Let’s cut to the chase. The main difference between Chapter 11 liquidation and Chapter 7 is that you, as the debtor, remain “debtor in possession.” In other words, you have control over the sale process. You also control the distribution of assets through the bankruptcy court.

In a Chapter 7 case, by contrast, you are immediately taken out of possession. You no longer have right title or interest to any of your assets. In other words, except for special exceptions (known as “exemptions”), you lose control over your real property and personal property. (You also surrender control over your liabilities, but that’s likely much less important.)

Keep Control

Critically and additionally, when you file for Chapter 7, you also no longer control any litigation you’re pursuing. In other words, the bankruptcy trustee can block you from having control or a say about litigation to be pursued.

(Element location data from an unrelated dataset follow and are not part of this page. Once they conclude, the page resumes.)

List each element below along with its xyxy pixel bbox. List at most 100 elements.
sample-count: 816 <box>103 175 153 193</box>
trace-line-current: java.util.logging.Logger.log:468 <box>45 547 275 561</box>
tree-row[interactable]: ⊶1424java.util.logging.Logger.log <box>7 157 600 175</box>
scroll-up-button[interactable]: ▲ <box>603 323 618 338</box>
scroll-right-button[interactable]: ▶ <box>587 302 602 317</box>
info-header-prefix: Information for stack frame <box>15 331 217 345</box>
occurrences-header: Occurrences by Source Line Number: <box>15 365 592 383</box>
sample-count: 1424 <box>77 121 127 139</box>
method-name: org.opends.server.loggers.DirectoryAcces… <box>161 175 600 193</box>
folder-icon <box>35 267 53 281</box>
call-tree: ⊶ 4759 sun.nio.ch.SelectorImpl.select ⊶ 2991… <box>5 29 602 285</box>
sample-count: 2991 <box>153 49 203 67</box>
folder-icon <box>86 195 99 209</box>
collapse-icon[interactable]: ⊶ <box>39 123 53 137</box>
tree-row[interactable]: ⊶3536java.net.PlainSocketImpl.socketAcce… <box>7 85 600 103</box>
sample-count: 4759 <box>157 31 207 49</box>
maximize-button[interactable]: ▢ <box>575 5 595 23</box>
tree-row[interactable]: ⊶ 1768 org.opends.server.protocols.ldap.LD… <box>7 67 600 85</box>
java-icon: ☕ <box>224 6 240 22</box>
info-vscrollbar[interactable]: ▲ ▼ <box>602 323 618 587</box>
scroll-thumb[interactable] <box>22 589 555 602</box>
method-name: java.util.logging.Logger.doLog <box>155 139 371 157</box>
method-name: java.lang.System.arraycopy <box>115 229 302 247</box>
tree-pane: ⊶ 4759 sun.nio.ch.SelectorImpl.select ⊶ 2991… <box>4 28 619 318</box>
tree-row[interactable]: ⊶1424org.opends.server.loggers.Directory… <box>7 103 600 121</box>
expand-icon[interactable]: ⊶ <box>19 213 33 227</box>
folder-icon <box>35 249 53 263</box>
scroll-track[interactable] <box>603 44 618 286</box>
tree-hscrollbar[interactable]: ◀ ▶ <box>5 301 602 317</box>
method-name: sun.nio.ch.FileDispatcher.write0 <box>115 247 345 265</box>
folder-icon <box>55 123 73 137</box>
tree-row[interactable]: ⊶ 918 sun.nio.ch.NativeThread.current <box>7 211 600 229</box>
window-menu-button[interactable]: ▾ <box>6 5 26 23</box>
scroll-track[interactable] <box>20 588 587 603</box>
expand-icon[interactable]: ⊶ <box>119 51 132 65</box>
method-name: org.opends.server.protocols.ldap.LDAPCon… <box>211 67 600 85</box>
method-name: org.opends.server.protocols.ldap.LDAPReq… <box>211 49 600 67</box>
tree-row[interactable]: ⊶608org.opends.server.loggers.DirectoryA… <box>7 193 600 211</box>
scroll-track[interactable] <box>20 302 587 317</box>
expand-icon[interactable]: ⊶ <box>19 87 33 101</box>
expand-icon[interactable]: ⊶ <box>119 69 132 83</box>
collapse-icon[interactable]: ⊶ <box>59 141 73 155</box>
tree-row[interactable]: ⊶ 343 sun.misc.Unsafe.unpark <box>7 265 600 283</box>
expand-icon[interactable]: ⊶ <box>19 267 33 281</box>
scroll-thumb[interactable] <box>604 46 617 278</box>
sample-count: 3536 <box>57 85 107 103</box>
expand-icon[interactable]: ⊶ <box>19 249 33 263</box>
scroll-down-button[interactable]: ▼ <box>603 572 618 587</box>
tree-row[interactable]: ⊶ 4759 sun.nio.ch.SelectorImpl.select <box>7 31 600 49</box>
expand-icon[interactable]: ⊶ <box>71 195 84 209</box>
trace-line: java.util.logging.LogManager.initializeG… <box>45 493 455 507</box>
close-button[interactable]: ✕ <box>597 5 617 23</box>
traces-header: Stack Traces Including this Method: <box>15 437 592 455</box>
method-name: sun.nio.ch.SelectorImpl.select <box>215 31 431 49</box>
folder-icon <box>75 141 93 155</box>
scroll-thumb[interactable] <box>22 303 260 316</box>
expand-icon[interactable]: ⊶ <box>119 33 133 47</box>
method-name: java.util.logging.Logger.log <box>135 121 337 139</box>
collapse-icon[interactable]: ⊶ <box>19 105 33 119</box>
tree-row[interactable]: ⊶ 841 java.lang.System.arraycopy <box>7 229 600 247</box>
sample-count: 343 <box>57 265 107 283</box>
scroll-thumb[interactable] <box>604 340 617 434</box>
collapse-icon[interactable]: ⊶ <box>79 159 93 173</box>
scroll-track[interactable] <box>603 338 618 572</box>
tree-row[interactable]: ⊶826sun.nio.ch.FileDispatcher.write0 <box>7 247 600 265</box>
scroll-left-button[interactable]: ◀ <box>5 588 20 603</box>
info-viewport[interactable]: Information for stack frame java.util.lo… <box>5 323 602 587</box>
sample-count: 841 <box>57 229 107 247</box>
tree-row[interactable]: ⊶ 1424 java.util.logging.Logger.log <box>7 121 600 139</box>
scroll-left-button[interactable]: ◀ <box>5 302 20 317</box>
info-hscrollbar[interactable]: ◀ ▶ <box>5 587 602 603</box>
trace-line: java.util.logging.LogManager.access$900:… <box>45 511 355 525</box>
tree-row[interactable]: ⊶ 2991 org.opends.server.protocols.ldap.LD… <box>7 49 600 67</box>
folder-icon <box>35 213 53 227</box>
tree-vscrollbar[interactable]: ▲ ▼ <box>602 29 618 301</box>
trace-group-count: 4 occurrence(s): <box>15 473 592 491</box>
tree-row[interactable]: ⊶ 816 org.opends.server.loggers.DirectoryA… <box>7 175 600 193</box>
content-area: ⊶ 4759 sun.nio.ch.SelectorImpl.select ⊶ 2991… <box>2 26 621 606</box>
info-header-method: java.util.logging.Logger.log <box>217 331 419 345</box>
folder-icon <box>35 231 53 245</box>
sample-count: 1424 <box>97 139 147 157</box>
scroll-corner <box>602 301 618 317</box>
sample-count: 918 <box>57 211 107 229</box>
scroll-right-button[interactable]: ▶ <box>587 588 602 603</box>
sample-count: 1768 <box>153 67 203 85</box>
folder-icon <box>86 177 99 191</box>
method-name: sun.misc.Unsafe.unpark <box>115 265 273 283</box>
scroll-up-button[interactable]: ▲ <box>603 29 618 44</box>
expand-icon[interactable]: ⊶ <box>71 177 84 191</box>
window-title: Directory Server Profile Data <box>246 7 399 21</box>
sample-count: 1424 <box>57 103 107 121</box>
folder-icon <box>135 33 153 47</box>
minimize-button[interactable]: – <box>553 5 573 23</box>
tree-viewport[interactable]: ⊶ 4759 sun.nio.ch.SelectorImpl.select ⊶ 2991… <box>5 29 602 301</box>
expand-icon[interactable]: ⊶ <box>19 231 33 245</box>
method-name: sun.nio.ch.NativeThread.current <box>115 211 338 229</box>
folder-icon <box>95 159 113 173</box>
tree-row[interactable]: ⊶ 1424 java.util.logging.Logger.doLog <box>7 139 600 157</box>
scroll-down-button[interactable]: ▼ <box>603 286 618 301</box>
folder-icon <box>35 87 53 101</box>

For instance, let’s say that your husband, Peter, got hit from behind on the New Jersey Turnpike six months ago. The truck driver at fault had been speeding while driving way in excess of allowable hours. The accident left Peter in traction. He had to step down from his lucrative (but intense) position as Vice President of a bank in Manhattan. Peter’s sudden lack of income created a cash flow emergency for the family, prompting the need for debt relief. He initiated a lawsuit against the trucking company to recover damages. However, this might take months or longer to sort out.

If you and Peter file for Chapter 7, you can’t determine a settlement on that lawsuit. The trustee gets to control the outcome.

With a Chapter 11, that loss of control doesn’t happen. You stay in the driver’s seat and manage the liquidation process. Basically, the only way you get bumped out is if you do things that are improper or if you grossly mismanage assets to the detriment of creditors.

However, as we’ve discussed previously, the 11 brings with it higher legal fees, and it’s a more complicated process.

Here’s another example to clarify. You might do a Chapter 11 liquidation if you have a business propped up with a lot of personal guarantees—but selling off the assets of the business wouldn’t be enough to get relief, because creditors are still pursuing you personally. Through a liquidating Chapter 11 plan you can sell off assets to keep the business alive and we can often utilize this process to help you get creditors to take these distributions in exchange for relief from even oyur personal residual liability.